Les lois qui permettent à un Etat de s’immiscer dans la vie interne des ONG, d’exiger des comptes sur celle-ci, de la réglementer, ces lois ne sont pas celles d’un Etat démocratique, mais d’un Etat policier
L’espace dans lequel se déploient les ONG est un territoire indépendant, autorégulé. Les « hommes du souverain » ne doivent y entrer que pieds nus. Qu’ils laissent leurs bottes à l’entrée.
Il ne s’agit pas de savoir si tel ou tel organe d’Etat a effectué un contrôle, planifié ou non. Il ne doit exister aucun contrôle « préventif » en général. Les contrôles ne sont admissibles qu’en cas d’instruction d’une affaire criminelle concrète ou autre violation de la loi. Mais alors, cela ne s’appelle pas « contrôle », mais enquête et se déroule sous les formes fixées par le code de procédure pénale.

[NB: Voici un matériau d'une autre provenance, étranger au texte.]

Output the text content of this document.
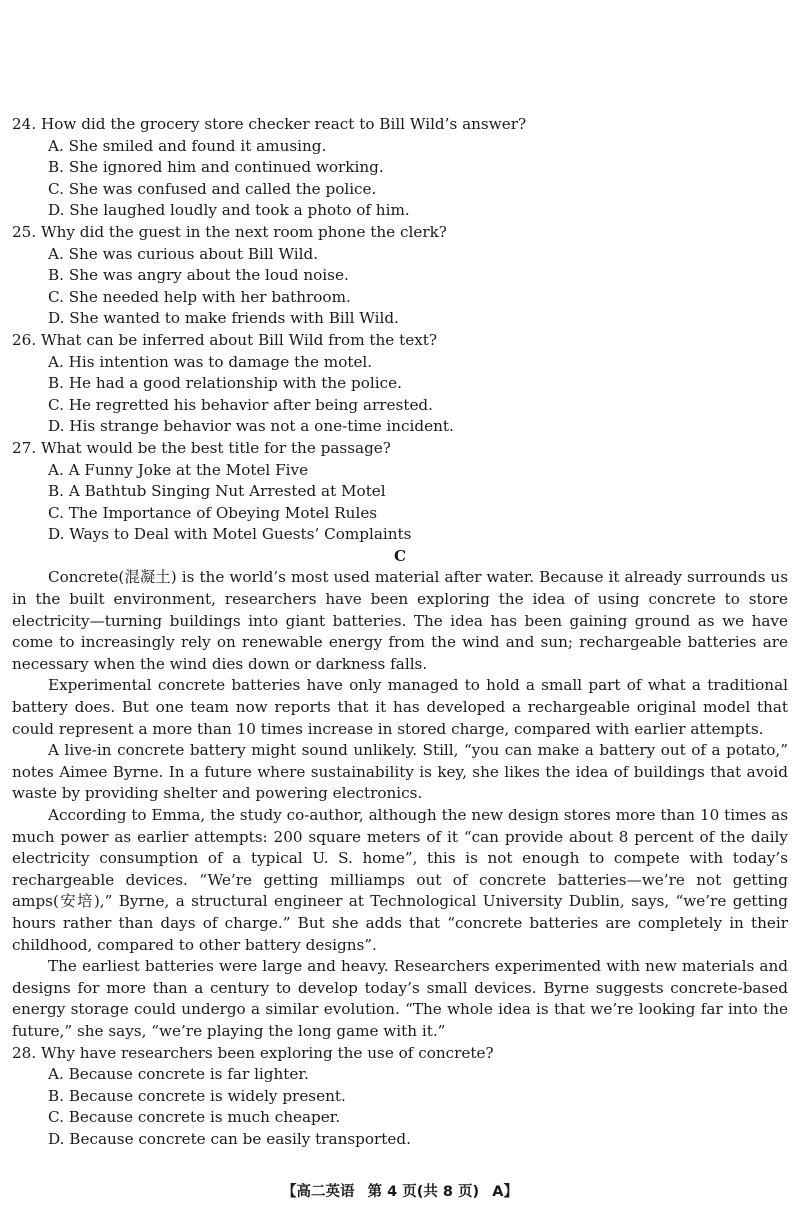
24. How did the grocery store checker react to Bill Wild’s answer?

A. She smiled and found it amusing.

B. She ignored him and continued working.

C. She was confused and called the police.

D. She laughed loudly and took a photo of him.

25. Why did the guest in the next room phone the clerk?

A. She was curious about Bill Wild.

B. She was angry about the loud noise.

C. She needed help with her bathroom.

D. She wanted to make friends with Bill Wild.

26. What can be inferred about Bill Wild from the text?

A. His intention was to damage the motel.

B. He had a good relationship with the police.

C. He regretted his behavior after being arrested.

D. His strange behavior was not a one-time incident.

27. What would be the best title for the passage?

A. A Funny Joke at the Motel Five

B. A Bathtub Singing Nut Arrested at Motel

C. The Importance of Obeying Motel Rules

D. Ways to Deal with Motel Guests’ Complaints

C

Concrete(混凝土) is the world’s most used material after water. Because it already surrounds us in the built environment, researchers have been exploring the idea of using concrete to store electricity—turning buildings into giant batteries. The idea has been gaining ground as we have come to increasingly rely on renewable energy from the wind and sun; rechargeable batteries are necessary when the wind dies down or darkness falls.

Experimental concrete batteries have only managed to hold a small part of what a traditional battery does. But one team now reports that it has developed a rechargeable original model that could represent a more than 10 times increase in stored charge, compared with earlier attempts.

A live-in concrete battery might sound unlikely. Still, “you can make a battery out of a potato,” notes Aimee Byrne. In a future where sustainability is key, she likes the idea of buildings that avoid waste by providing shelter and powering electronics.

According to Emma, the study co-author, although the new design stores more than 10 times as much power as earlier attempts: 200 square meters of it “can provide about 8 percent of the daily electricity consumption of a typical U. S. home”, this is not enough to compete with today’s rechargeable devices. “We’re getting milliamps out of concrete batteries—we’re not getting amps(安培),” Byrne, a structural engineer at Technological University Dublin, says, “we’re getting hours rather than days of charge.” But she adds that “concrete batteries are completely in their childhood, compared to other battery designs”.

The earliest batteries were large and heavy. Researchers experimented with new materials and designs for more than a century to develop today’s small devices. Byrne suggests concrete-based energy storage could undergo a similar evolution. “The whole idea is that we’re looking far into the future,” she says, “we’re playing the long game with it.”

28. Why have researchers been exploring the use of concrete?

A. Because concrete is far lighter.

B. Because concrete is widely present.

C. Because concrete is much cheaper.

D. Because concrete can be easily transported.

【高二英语 第 4 页(共 8 页) A】
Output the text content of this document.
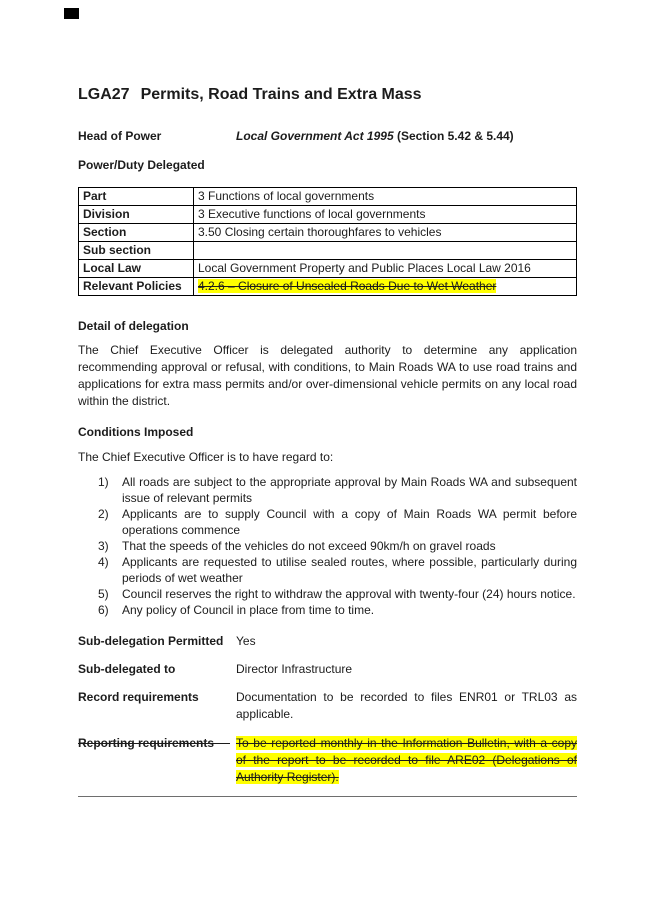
LGA27 Permits, Road Trains and Extra Mass
Head of Power	Local Government Act 1995 (Section 5.42 & 5.44)
Power/Duty Delegated
Part	3 Functions of local governments
Division	3 Executive functions of local governments
Section	3.50 Closing certain thoroughfares to vehicles
Sub section	
Local Law	Local Government Property and Public Places Local Law 2016
Relevant Policies	4.2.6 – Closure of Unsealed Roads Due to Wet Weather
Detail of delegation

The Chief Executive Officer is delegated authority to determine any application recommending approval or refusal, with conditions, to Main Roads WA to use road trains and applications for extra mass permits and/or over-dimensional vehicle permits on any local road within the district.

Conditions Imposed

The Chief Executive Officer is to have regard to:

1)	All roads are subject to the appropriate approval by Main Roads WA and subsequent issue of relevant permits
2)	Applicants are to supply Council with a copy of Main Roads WA permit before operations commence
3)	That the speeds of the vehicles do not exceed 90km/h on gravel roads
4)	Applicants are requested to utilise sealed routes, where possible, particularly during periods of wet weather
5)	Council reserves the right to withdraw the approval with twenty-four (24) hours notice.
6)	Any policy of Council in place from time to time.
Sub-delegation Permitted	Yes
Sub-delegated to	Director Infrastructure
Record requirements	Documentation to be recorded to files ENR01 or TRL03 as applicable.
Reporting requirements	To be reported monthly in the Information Bulletin, with a copy of the report to be recorded to file ARE02 (Delegations of Authority Register).
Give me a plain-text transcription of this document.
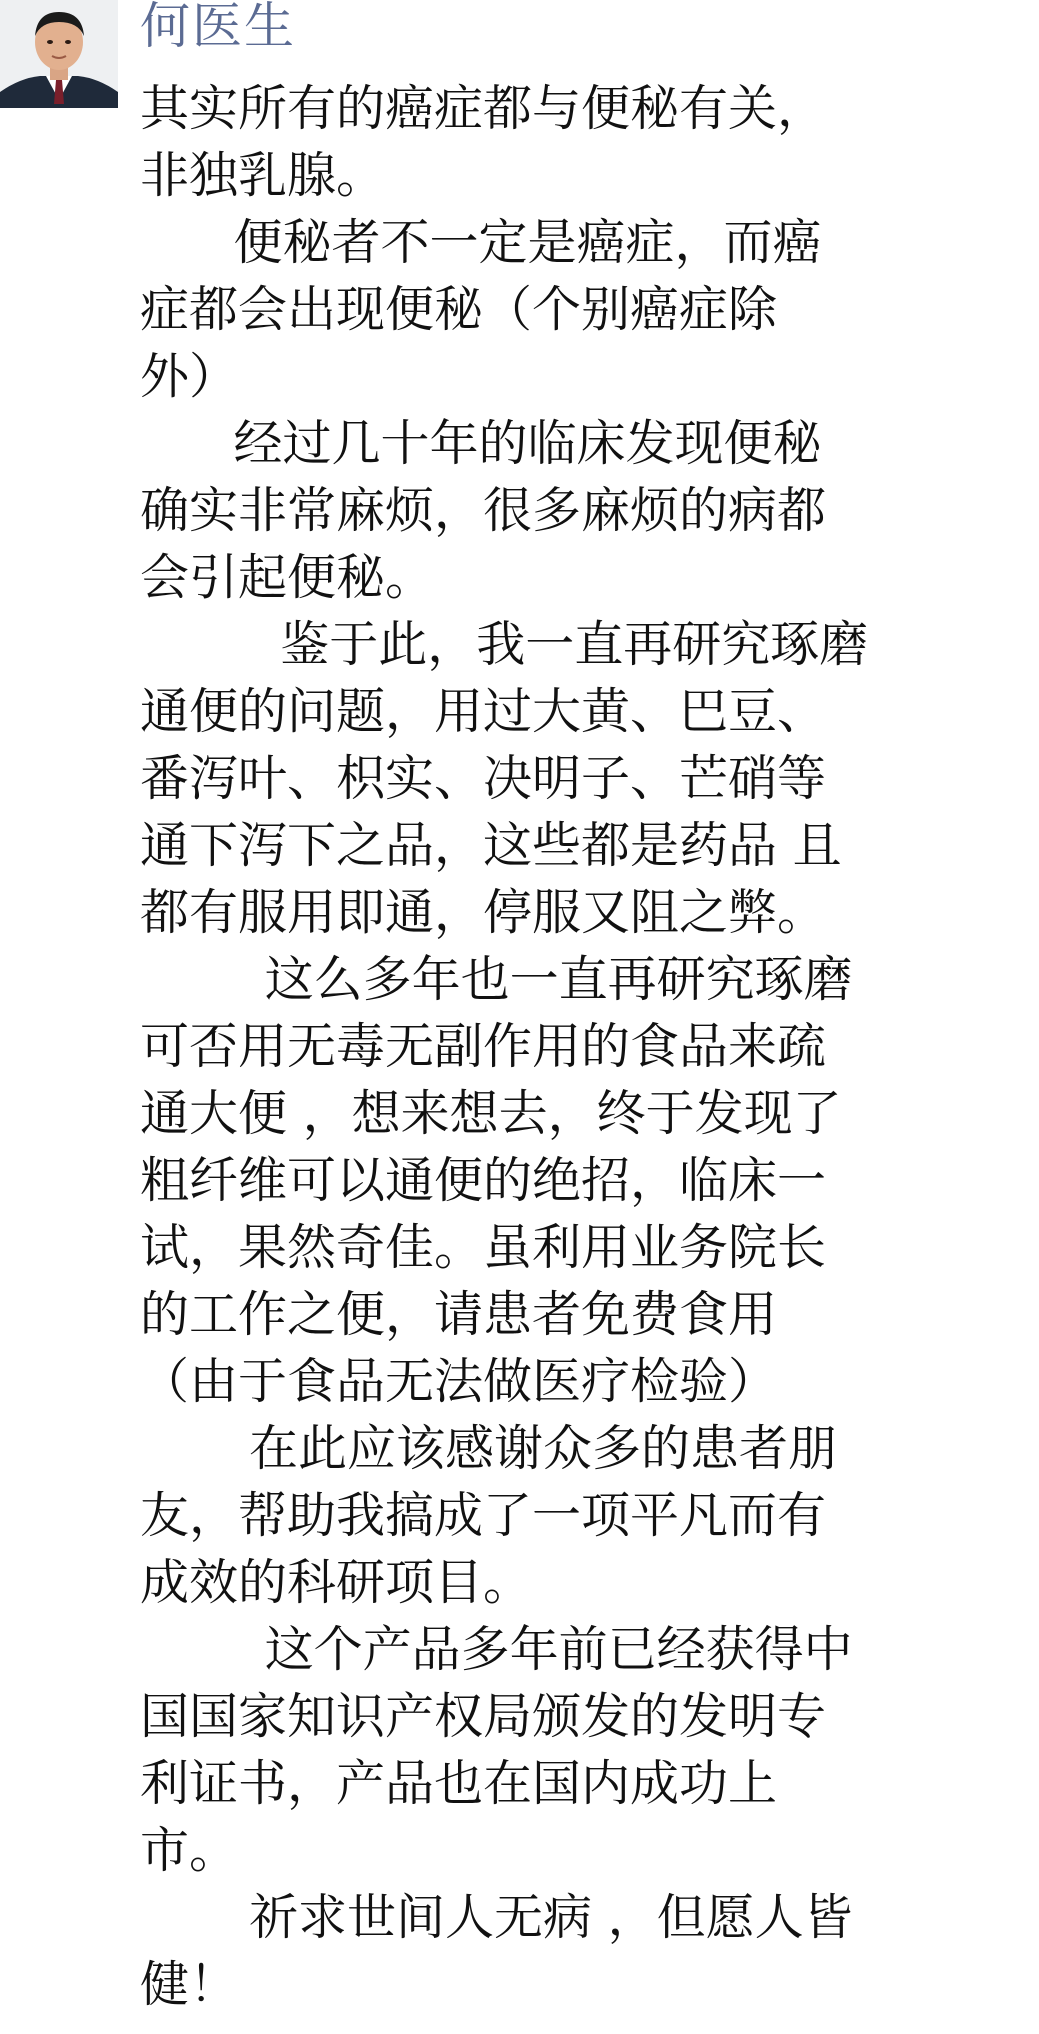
何医生

其实所有的癌症都与便秘有关，
非独乳腺。

便秘者不一定是癌症，而癌
症都会出现便秘（个别癌症除
外）

经过几十年的临床发现便秘
确实非常麻烦，很多麻烦的病都
会引起便秘。

鉴于此，我一直再研究琢磨
通便的问题，用过大黄、巴豆、
番泻叶、枳实、决明子、芒硝等
通下泻下之品，这些都是药品 且
都有服用即通，停服又阻之弊。

这么多年也一直再研究琢磨
可否用无毒无副作用的食品来疏
通大便 ，想来想去，终于发现了
粗纤维可以通便的绝招，临床一
试，果然奇佳。虽利用业务院长
的工作之便，请患者免费食用
（由于食品无法做医疗检验）

在此应该感谢众多的患者朋
友，帮助我搞成了一项平凡而有
成效的科研项目。

这个产品多年前已经获得中
国国家知识产权局颁发的发明专
利证书，产品也在国内成功上
市。

祈求世间人无病 ，但愿人皆
健！
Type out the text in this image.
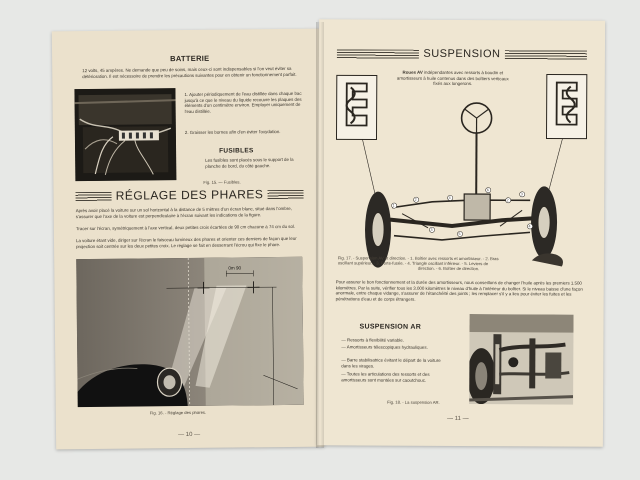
BATTERIE
12 volts, 45 ampères. Ne demande que peu de soins, mais ceux-ci sont indispensables si l'on veut éviter sa détérioration. Il est nécessoire de prendre les précautions suivantes pour en obtenir un fonctionnement parfait.
1. Ajouter périodiquement de l'eau distillée dans chaque bac jusqu'à ce que le niveau du liquide recouvre les plaques des éléments d'un centimètre environ. Employer uniquement de l'eau distillée.
2. Graisser les bornes afin d'en éviter l'oxydation.
FUSIBLES
Les fusibles sont placés sous le support de la planche de bord, du côté gauche.
Fig. 15. — Fusibles.
RÉGLAGE DES PHARES
Après avoir placé la voiture sur un sol horizontal à la distance de 5 mètres d'un écran blanc, situé dans l'ombre, s'assurer que l'axe de la voiture est perpendiculaire à l'écran suivant les indications de la figure.
Tracer sur l'écran, symétriquement à l'axe vertical, deux petites croix écartées de 90 cm chacune à 74 cm du sol.
La voiture étant vide, diriger sur l'écran le faisceau lumineux des phares et orienter ces derniers de façon que leur projection soit centrée sur les deux petites croix. Le réglage se fait en desserrant l'écrou qui fixe le phare.
0m 90
Fig. 16. - Réglage des phares.
— 10 —
SUSPENSION
1
2
3
4
5
6
2
3
4
Roues AV indépendantes avec ressorts à boudin et amortisseurs à huile contenus dans des boîtiers verticaux fixés aux longerons.
Fig. 17. - Suspension AV et direction. - 1. Boîtier avec ressorts et amortisseur. - 2. Bras
oscillant supérieur. - 3. Porte-fusée. - 4. Triangle oscillant inférieur. - 5. Leviers de
direction. - 6. Boîtier de direction.
Pour assurer le bon fonctionnement et la durée des amortisseurs, nous conseillons de changer l'huile après les premiers 1.500 kilomètres. Par la suite, vérifier tous les 3.000 kilomètres le niveau d'huile à l'intérieur du boîtier. Si le niveau baisse d'une façon anormale, entre chaque vidange, s'assurer de l'étanchéité des joints ; les remplacer s'il y a lieu pour éviter les fuites et les pénétrations d'eau et de corps étrangers.
SUSPENSION AR
— Ressorts à flexibilité variable.
— Amortisseurs télescopiques hydrauliques.
— Barre stabilisatrice évitant le départ de la voiture dans les virages.
— Toutes les articulations des ressorts et des amortisseurs sont montées sur caoutchouc.
Fig. 18. - La suspension AR.
— 11 —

Il y a peu de chances que la législation prohibitive et les pratiques restrictives illégales soient remplacées rapidement par des normes garantissant les libertés constitutionnelles. Cela ne se produira que lorsque les relations entre la société et l’Etat changeront de façon fondamentale en Russie. Lorsque le pouvoir d’Etat reconnaîtra enfin que cela n’est pas à a société de lui rendre des comptes, mais à lui de rendre des comptes à la société. Et, de même que les autres ONG des profils les plus divers, nous ne pouvons rapprocher la venue de ces changements que d’une seule façon, en continuant à effectuer notre travail quotidien de la même façon que nous l’avons fait il y a cinq, quinze et vingt ans. Ce même travail qu’ils nous empêchent aujourd’hui de toutes leurs forces d’effectuer.